Once the legislation is simplified and sufficient demand is generated, hydrogen production can be scaled up, including the green version of the gas, says Chatzimarkakis. With sufficient demand and increased production capacity, prices will fall, making hydrogen competitive with currently dominant, polluting, forms of energy. This shift is contingent on the cost of renewable energy decreasing and the carbon cost increasing.

The three conditions of the right market environment, supportive policy and increased production capacity, can “ensure competitiveness, and given current expectations, most applications should be cost competitive with their fossil alternatives by 2030,” Chatzimarkakis said.

Global race

The UK recently announced plans to attract £4 billion investment to launch a country-wide hydrogen economy, while the US is upping funding to bring down clean hydrogen costs by 80% in the coming decade. Meanwhile, China’s new five-year plan sees hydrogen becoming one of the country’s six industries of the future.

For Europe, this means the race is on. Chatzimarkakis says it is essential for the EU to retain its leadership in areas such as electrolysis technologies and hydrogen refuelling stations. In areas where others have the lead, such as fuel cells, its vital to keep up with the competition.
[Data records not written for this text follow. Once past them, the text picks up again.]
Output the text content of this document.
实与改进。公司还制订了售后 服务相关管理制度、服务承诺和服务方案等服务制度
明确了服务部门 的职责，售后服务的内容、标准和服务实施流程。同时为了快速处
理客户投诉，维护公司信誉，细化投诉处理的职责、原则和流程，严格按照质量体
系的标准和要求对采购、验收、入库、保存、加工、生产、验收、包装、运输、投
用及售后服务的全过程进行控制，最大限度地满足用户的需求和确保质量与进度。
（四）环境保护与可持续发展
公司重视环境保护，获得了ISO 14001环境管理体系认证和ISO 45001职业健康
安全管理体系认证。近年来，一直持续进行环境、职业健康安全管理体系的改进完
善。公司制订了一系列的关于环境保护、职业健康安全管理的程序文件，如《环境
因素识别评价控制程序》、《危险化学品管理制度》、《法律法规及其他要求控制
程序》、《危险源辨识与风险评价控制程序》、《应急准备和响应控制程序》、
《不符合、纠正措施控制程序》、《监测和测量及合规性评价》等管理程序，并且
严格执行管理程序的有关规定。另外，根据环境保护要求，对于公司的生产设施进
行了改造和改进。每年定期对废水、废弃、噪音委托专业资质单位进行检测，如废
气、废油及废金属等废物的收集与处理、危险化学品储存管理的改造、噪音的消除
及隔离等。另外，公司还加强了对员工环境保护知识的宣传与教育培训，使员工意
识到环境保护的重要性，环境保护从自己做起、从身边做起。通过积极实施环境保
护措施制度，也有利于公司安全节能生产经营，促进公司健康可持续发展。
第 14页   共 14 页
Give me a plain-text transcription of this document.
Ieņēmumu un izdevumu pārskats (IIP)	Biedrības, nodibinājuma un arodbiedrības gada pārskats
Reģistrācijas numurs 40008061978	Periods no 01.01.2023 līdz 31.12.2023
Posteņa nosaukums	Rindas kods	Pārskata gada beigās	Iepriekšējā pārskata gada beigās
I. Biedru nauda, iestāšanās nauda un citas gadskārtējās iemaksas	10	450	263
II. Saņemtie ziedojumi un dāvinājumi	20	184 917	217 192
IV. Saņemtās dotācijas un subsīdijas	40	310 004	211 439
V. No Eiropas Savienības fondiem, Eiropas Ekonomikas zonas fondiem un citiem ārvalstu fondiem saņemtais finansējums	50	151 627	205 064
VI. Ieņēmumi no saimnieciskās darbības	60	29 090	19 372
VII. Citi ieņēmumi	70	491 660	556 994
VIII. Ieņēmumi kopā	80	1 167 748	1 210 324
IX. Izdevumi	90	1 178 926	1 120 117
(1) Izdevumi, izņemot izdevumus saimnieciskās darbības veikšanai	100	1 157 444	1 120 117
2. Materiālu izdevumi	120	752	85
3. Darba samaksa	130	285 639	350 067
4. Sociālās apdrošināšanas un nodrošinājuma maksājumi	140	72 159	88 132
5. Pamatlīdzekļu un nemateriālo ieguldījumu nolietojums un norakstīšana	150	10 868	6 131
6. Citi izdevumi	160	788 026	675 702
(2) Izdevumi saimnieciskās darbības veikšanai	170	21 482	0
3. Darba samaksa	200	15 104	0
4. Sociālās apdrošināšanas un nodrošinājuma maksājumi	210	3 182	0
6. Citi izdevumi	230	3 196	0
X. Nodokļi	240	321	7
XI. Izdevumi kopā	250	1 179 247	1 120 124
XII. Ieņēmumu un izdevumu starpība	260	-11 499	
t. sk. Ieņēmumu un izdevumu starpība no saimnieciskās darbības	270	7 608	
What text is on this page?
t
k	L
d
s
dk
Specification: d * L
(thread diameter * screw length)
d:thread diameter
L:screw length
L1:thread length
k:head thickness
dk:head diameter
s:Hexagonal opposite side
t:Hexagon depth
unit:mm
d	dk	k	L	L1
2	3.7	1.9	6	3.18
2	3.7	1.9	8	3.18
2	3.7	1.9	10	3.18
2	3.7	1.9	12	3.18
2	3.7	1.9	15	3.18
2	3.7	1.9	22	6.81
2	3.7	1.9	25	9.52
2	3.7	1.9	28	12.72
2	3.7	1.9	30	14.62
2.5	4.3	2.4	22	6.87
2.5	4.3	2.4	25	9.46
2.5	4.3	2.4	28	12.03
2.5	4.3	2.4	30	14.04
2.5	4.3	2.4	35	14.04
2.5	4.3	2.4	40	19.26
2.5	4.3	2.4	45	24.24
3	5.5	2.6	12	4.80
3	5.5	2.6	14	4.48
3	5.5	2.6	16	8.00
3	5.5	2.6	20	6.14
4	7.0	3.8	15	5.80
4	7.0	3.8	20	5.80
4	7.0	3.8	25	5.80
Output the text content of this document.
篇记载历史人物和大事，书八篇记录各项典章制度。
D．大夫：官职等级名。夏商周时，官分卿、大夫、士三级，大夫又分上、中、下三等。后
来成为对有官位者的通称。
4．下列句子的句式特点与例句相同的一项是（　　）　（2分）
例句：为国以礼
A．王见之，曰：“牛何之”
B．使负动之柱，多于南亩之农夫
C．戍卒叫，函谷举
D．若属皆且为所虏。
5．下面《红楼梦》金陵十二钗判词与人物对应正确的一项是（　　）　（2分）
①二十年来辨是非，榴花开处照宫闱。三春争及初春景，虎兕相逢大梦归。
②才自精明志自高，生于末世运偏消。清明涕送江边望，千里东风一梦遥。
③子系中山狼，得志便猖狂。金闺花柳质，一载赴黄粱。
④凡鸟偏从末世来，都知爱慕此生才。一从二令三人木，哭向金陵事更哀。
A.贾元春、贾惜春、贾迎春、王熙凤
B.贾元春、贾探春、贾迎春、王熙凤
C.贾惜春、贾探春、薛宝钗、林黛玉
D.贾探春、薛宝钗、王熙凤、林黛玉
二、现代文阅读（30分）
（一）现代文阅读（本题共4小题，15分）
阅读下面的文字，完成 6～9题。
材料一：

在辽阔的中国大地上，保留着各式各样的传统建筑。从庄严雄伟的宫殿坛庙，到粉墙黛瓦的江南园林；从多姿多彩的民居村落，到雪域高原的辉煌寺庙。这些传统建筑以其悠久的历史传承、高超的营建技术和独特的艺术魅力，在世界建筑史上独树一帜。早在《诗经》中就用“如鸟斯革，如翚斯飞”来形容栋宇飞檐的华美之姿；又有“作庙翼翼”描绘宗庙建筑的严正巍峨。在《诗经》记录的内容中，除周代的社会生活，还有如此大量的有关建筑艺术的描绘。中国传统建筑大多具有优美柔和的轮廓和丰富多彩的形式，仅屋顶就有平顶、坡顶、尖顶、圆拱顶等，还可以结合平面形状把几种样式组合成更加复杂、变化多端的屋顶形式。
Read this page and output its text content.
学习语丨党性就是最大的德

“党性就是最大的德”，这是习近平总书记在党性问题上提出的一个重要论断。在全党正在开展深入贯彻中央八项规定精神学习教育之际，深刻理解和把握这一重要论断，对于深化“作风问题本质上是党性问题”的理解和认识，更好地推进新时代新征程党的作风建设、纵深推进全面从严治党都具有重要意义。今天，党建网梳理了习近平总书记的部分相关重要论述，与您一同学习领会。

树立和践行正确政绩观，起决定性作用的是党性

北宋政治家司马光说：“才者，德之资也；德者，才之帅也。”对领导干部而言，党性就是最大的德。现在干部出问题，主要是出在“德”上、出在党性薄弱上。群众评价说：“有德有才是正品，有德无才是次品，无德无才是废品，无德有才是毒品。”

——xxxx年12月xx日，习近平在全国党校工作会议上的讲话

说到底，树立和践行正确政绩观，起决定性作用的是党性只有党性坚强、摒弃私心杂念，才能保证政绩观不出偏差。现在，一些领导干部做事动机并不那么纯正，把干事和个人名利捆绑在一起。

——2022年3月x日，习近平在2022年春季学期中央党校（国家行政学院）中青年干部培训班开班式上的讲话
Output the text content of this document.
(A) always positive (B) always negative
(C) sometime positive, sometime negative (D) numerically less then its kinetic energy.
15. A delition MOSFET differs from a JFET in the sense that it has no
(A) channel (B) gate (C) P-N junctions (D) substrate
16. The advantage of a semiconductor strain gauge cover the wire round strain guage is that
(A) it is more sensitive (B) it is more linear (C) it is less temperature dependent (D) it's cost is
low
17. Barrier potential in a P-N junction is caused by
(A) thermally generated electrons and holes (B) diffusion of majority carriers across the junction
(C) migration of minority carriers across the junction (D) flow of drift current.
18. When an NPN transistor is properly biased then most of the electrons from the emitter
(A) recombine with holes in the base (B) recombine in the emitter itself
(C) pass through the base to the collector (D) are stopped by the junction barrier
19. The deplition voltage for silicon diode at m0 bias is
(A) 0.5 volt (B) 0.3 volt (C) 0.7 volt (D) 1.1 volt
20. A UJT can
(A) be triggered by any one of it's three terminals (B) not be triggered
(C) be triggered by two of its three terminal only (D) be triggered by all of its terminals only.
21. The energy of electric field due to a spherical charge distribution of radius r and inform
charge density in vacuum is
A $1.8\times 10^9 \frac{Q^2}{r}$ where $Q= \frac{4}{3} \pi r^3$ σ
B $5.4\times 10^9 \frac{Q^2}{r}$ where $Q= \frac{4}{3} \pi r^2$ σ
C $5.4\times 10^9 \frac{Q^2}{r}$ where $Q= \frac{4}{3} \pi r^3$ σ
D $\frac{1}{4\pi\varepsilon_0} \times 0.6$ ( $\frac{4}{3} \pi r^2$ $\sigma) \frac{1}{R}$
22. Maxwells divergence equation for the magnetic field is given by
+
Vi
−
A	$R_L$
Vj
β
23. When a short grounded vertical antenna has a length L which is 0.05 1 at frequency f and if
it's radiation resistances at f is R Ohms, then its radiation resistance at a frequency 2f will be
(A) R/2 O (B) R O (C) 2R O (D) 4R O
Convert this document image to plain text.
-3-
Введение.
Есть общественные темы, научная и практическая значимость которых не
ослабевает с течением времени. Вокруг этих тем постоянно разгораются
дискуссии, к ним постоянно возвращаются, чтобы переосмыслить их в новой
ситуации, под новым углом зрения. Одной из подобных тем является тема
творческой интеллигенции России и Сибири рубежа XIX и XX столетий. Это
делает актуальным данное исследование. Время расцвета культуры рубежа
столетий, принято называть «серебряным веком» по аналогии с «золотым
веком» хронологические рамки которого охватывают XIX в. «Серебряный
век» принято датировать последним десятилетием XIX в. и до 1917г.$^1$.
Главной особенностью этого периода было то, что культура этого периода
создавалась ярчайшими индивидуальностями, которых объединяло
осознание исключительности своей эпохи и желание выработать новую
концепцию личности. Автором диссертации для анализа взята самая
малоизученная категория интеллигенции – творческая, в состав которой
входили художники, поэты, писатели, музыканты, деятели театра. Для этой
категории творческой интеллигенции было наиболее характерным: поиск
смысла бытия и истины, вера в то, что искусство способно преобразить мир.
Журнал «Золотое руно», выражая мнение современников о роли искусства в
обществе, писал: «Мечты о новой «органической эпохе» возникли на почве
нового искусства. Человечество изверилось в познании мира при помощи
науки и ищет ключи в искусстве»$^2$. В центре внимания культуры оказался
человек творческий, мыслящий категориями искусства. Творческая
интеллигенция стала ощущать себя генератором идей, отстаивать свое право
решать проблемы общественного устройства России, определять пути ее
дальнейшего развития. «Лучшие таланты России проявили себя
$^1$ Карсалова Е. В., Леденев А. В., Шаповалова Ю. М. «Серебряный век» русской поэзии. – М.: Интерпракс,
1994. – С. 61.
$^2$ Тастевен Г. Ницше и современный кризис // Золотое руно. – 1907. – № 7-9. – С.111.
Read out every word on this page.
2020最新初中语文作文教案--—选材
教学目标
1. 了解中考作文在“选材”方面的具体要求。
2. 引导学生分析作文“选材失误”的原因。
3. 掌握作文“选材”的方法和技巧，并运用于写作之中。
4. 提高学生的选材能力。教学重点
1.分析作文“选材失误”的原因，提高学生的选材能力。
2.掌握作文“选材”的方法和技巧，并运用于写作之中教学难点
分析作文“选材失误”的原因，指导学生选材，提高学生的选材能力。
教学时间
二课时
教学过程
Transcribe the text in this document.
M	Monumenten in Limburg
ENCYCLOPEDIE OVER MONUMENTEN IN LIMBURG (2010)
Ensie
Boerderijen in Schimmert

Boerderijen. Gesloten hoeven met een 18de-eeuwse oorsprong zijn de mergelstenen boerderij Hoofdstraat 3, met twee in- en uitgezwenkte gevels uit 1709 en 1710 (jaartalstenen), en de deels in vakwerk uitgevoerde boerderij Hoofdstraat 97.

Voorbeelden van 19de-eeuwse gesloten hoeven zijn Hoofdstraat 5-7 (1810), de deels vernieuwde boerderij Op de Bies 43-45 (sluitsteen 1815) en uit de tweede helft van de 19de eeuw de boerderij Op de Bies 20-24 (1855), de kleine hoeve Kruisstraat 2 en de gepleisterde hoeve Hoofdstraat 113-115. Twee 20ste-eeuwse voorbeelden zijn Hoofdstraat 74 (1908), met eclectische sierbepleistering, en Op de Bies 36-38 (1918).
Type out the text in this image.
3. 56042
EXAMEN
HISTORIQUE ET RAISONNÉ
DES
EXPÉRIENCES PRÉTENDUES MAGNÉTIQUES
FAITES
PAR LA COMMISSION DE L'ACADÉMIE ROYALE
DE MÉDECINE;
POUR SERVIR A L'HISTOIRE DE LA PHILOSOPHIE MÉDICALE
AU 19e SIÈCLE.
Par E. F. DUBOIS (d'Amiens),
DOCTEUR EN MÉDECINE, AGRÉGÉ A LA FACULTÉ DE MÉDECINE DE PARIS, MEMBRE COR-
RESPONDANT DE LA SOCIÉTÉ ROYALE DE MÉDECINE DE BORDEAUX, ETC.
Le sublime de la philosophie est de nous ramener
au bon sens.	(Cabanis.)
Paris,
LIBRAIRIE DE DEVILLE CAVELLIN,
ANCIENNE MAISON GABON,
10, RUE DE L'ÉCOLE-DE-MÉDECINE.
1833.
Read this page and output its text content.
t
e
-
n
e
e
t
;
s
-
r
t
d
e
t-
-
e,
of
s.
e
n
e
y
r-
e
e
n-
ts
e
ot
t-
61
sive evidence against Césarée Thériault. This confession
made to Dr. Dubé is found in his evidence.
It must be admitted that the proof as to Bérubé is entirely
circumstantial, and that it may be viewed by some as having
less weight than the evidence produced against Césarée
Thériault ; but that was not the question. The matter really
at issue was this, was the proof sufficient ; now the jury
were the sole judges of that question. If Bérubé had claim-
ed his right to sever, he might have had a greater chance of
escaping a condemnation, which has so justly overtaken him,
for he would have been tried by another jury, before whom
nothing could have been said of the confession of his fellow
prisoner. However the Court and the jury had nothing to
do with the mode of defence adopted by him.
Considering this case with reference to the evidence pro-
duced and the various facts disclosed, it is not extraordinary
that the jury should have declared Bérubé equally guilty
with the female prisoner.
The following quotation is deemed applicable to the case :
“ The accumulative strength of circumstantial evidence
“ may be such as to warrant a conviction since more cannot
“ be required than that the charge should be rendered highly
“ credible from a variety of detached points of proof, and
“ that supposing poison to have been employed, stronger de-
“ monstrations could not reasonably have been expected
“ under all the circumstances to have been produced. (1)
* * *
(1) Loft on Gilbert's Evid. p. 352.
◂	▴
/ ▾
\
The goal should be to avoid repeating the story of solar energy, when following a strong start in Europe, China became the world’s largest manufacturers of and market for photovoltaics, said Chatzimarkakis.

For environmental groups, there is a different issue, which is avoiding energy systems around the world becoming reliant on blue hydrogen. “The next few years are crucial for the climate: if we delay, or worse, lock ourselves into yet another toxic system, we will lose our chance to avoid the worst impacts of climate breakdown,” said Pastorelli.